O CEO da Snowflake, Sridhar Ramaswamy, admitiu em uma sessão privada de perguntas e respostas com a mídia e analistas que a pilha tecnológica completa do futuro ainda é desconhecida. Ele destacou que os provedores de modelos possuem capacidades de ponta e não têm fardos históricos, os fornecedores de aplicações detêm conhecimento profundo de processos, enquanto a vantagem central da Snowflake reside na gravidade dos dados, capacidade de governança, contexto de negócios e na base de clientes que confiam seus dados de missão crítica.
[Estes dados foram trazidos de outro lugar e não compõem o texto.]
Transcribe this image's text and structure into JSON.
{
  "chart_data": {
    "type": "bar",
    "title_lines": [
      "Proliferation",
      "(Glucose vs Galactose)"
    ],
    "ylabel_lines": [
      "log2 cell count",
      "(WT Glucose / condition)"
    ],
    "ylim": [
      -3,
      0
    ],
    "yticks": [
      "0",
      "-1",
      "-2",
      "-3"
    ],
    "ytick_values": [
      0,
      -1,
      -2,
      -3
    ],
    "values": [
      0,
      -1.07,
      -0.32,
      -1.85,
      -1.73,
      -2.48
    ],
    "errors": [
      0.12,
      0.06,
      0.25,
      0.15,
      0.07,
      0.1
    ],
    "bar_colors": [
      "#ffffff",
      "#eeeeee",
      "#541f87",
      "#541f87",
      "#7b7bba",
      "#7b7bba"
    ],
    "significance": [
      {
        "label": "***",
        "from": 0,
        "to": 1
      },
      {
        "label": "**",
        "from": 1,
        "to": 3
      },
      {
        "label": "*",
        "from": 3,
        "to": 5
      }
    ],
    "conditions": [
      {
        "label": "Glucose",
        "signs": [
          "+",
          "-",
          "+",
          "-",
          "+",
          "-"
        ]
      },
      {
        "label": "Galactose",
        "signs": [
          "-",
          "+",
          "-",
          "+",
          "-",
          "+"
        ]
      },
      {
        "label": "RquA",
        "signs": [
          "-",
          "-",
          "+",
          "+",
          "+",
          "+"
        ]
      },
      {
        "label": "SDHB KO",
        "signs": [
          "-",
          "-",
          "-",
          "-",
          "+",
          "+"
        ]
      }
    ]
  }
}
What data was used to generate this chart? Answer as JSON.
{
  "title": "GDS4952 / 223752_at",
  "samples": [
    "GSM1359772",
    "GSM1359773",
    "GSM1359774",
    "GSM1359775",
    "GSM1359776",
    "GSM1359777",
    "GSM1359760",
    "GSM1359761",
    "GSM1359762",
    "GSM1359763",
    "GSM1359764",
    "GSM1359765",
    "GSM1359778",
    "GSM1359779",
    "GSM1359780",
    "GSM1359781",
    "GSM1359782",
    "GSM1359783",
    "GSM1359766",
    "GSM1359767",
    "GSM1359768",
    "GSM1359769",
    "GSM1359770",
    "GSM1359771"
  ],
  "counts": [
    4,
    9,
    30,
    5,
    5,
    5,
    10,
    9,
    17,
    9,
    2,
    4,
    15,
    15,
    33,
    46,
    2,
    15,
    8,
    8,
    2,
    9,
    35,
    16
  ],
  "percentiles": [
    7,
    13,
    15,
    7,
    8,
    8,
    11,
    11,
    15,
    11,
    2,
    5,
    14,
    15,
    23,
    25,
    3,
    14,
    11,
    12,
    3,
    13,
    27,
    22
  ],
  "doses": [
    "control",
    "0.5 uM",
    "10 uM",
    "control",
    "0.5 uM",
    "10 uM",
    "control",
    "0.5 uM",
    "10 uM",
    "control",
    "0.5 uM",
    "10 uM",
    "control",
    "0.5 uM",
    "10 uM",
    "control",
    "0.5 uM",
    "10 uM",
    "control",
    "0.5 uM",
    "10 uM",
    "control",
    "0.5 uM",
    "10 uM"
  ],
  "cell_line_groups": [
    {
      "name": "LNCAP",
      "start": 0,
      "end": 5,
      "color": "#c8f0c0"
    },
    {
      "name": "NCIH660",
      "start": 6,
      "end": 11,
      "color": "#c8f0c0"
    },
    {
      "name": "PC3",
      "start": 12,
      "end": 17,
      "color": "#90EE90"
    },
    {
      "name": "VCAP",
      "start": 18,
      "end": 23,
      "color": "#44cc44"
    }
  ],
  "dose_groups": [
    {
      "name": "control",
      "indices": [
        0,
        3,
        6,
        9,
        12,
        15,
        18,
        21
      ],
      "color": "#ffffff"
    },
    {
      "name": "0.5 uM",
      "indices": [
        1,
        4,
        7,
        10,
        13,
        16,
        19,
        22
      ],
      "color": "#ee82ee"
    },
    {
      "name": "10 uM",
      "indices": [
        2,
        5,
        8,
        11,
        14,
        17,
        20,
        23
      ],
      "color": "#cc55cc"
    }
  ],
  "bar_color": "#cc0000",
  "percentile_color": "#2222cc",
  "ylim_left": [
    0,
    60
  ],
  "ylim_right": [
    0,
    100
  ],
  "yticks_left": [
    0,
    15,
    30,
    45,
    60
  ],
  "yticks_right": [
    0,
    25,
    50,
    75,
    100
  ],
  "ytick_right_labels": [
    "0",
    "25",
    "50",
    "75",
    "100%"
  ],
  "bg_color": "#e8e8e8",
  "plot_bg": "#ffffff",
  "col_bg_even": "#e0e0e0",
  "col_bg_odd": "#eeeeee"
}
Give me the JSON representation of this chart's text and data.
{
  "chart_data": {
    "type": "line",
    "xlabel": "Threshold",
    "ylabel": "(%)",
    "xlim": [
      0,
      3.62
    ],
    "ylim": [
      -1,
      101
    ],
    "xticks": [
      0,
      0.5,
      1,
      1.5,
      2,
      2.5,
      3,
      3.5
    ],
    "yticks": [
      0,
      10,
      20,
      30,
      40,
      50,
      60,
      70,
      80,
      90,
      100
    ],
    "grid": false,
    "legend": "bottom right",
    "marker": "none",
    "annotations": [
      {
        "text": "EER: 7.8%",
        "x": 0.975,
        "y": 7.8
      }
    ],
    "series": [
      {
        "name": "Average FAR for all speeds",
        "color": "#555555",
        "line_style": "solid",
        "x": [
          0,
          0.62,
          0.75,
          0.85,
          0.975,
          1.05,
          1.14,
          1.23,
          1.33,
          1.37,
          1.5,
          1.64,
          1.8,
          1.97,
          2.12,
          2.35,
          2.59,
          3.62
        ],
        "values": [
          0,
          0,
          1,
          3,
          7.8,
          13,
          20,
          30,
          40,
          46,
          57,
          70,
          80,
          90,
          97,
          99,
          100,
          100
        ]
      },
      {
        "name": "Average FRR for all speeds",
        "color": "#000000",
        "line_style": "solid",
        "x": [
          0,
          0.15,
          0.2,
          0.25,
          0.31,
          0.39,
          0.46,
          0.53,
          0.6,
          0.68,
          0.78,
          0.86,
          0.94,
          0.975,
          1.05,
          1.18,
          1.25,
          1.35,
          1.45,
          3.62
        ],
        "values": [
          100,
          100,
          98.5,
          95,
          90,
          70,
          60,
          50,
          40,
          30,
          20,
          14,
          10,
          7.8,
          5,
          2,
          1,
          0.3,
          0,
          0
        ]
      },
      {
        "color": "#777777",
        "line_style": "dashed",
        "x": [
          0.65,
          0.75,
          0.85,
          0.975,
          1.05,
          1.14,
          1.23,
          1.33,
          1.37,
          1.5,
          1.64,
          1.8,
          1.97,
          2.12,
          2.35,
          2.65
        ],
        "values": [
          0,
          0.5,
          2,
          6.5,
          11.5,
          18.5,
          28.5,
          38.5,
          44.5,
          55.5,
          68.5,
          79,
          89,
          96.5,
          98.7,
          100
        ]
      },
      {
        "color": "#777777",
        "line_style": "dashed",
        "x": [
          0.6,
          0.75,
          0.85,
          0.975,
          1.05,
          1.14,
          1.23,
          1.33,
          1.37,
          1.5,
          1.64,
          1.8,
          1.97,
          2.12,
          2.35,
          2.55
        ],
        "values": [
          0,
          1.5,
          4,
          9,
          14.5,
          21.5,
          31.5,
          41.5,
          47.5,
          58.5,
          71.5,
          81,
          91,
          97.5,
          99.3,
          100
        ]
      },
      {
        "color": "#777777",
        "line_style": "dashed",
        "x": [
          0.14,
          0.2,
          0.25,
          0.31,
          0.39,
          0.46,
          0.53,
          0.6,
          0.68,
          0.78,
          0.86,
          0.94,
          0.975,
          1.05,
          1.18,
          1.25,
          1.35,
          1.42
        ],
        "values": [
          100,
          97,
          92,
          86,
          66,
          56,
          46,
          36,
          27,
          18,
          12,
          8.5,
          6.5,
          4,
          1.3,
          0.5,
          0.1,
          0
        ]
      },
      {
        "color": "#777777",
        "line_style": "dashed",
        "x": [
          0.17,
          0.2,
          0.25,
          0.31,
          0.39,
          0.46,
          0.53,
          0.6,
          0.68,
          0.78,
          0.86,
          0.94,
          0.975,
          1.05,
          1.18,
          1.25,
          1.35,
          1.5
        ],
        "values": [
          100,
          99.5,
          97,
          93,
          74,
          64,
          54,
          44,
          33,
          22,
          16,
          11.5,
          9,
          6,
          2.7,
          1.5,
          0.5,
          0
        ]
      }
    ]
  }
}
Ele enfatizou que a inovação de produtos e o ajuste ao mercado determinarão o curso da história, que será escrita como algo óbvio posteriormente, mas não no presente.

De acordo com o framework projetado pelo analista-chefe da theCUBE Research, George Gilbert, os sistemas inteligentes são divididos em cinco camadas. Atualmente, a Snowflake é mais forte em partes da primeira e segunda camadas, está entrando ativamente na quarta camada e estabelecendo as bases para a terceira e quinta camadas. O framework considera os sistemas de participação como front-end, onde as pessoas interagem com agentes e realizam trabalhos; os sistemas inteligentes como back-end, responsáveis por organizar dados, regras, contexto, ações e lógica de negócios, tornando-os legíveis e, eventualmente, executáveis tanto para humanos quanto para agentes.

A declaração estratégica dos executivos da Snowflake indica que a empresa de agentes precisa de quatro componentes principais: dados e contexto empresariais, modelos de IA, aplicações empresariais e um plano de controle de agentes. Seus produtos Snowflake Intelligence e Cortex Code foram renomeados para CoWork e CoCo, respectivamente, posicionados como blocos de construção fundamentais para a empresa de agentes. Do ponto de vista da arquitetura de produtos, a Snowflake combina quatro níveis: sistemas de participação, sistemas de agentes, sistemas inteligentes e base de dados, correspondendo respectivamente a CoWork e CoCo, agentes e orquestração multiagente, Horizon e Cortex Sense, e armazenamento de dados como tabelas Snowflake e Iceberg. A alta direção da empresa agora discute tópicos como contexto, semântica de negócios, independência de modelo, governança de agentes, identidade e memória, com um vocabulário que já ultrapassa os conceitos anteriores de separação entre computação e armazenamento, aproximando-se mais da linguagem da pilha de software de IA.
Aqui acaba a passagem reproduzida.